It’s 10pm on a warm Wednesday evening in Auckland. I’m sitting on the bed in my hotel room, mildly frustrated because I can’t figure out how to get Sky TV working on the hotel room TV, but reflecting on an amazing few days.
I have been tiki-touring around the Far North delivering some safety training that I wrote for a client. I flew up from Rotorua-Auckland on Monday, and met up with my client contact (who is lovely), and we flew up to Whangarei together. We delivered the training in Whangarei on Tuesday, then drove up to Kaitaia via Kerikeri, delivered in Kaitaia today and flew back to Auckland tonight. We’ll deliver tomorrow here, then fly home afterwards.

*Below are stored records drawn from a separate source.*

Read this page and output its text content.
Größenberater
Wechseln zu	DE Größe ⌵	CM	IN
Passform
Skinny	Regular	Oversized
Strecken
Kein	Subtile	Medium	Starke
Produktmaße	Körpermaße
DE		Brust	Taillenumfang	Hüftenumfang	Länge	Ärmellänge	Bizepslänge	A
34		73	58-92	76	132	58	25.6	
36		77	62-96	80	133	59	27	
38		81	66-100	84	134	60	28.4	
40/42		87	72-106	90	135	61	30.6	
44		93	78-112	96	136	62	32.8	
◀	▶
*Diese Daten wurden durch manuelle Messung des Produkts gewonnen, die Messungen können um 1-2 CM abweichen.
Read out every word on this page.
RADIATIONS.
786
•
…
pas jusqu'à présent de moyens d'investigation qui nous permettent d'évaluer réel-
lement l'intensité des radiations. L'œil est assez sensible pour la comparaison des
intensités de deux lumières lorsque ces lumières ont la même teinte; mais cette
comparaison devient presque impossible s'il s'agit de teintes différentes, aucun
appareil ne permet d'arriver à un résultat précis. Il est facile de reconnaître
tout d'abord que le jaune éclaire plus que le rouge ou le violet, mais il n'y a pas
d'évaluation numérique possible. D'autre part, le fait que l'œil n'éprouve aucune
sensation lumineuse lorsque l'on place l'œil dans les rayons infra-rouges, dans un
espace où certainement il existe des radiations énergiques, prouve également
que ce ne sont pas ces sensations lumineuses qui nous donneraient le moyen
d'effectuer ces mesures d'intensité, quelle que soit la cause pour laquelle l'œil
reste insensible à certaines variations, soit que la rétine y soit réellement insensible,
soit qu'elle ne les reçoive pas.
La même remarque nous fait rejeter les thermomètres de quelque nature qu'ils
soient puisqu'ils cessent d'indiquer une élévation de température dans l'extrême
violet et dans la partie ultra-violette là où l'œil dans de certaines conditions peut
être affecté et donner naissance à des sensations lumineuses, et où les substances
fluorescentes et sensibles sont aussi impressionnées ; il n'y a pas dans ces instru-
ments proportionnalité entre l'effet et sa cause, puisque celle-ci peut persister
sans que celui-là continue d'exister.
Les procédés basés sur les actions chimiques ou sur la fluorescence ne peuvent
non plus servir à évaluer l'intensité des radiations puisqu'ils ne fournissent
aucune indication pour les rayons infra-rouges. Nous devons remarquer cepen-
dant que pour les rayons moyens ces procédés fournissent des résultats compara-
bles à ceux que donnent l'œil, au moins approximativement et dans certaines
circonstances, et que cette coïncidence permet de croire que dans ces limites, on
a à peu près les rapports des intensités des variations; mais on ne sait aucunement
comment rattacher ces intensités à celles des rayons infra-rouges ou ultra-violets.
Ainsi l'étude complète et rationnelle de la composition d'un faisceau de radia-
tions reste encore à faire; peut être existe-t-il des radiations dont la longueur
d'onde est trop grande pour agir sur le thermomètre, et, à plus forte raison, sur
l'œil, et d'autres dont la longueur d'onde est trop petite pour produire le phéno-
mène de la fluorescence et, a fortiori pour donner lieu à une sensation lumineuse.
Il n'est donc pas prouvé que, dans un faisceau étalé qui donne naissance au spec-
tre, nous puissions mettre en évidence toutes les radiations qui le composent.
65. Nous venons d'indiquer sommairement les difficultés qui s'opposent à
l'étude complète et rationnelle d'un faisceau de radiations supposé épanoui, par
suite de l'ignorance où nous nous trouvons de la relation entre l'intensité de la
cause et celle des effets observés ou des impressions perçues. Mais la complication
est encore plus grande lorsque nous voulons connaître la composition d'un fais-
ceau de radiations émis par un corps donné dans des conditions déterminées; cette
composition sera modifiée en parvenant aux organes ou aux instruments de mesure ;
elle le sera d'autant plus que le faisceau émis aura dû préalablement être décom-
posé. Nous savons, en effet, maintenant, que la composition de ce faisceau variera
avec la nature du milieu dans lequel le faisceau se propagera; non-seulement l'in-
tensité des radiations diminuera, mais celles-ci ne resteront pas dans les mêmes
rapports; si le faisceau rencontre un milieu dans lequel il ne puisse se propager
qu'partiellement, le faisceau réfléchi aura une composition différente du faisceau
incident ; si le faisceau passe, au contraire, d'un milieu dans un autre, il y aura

I am in awe of the beauty of the Far North. This is my first time going up that way. I quite liked the look of Whangarei, but I completely loved the views leading out of there, and Kerikeri is stunning. We stopped there for a quick snack by the Stone Store at a place called Pear Tree Café (gorgeous garlic prawns, highly recommended!), and then had fish’n’chips at Mangonui in the Bay of Islands. In fact, this was more like a fish’n’chip café than a traditional Kiwi fish’n’chip shop. This was not your ordinary fish’n’chips though: oh no. This was freshly-caught hapuka steaks in a light fresh batter, with big chunky chips that were crunchy on the outside and mealy in the middle. The shop looks as though it’s built on an old pier, so we were eating over the water, looking out over the Bay of Islands. At sunset. Completely stunning. We saw a huge stingray swim past us in a leisurely fashion, as we were finishing dinner.
The late evening light catching all the boats in the bay, and the island just across from the fish’n’chip shop (which apparently is covered with pohutukawa to such an extent that in summer it turns totally crimson) with its little cliffs and shores shimmering in the sunset was a sight I will never forget. The route there is gorgeous, passing a mixture of landscapes ranging from plantation forest, patches of podocarp forest (the main kauri forests are on the other side of Northland), mangrove swamps, ferns, mosses, farms, and beaches that just seem to go on and on, stretching golden in the sunshine. Okay, my prose is getting a little purple, but it was so lovely that I almost had to pinch myself to convince myself it was real. The little towns we passed through all had lovely old old buildings, and I, even I, have now actually seen the Stone Store at Kerikeri, and the Waitangi flagpole across the water. We couldn’t go into Russell because we were really on our way from one work area to another, but I know where it leaves from now. And I spotted the sign to the Hundertwasser toilets, although we didn’t go down that route (which is a shame).
Kaitaia itself is pretty, in an understated, small-town way. I liked it: it reminded me a bit of Greytown in the Wairarapa. I would have liked more time to explore it! And I would have loved the chance to go to Cape Reinga, but it’s several hours out of Kaitaia and we had to catch our flight back to Auckland. Coming back to Auckland was a bit like coming awake after dreaming in golden prose for three days.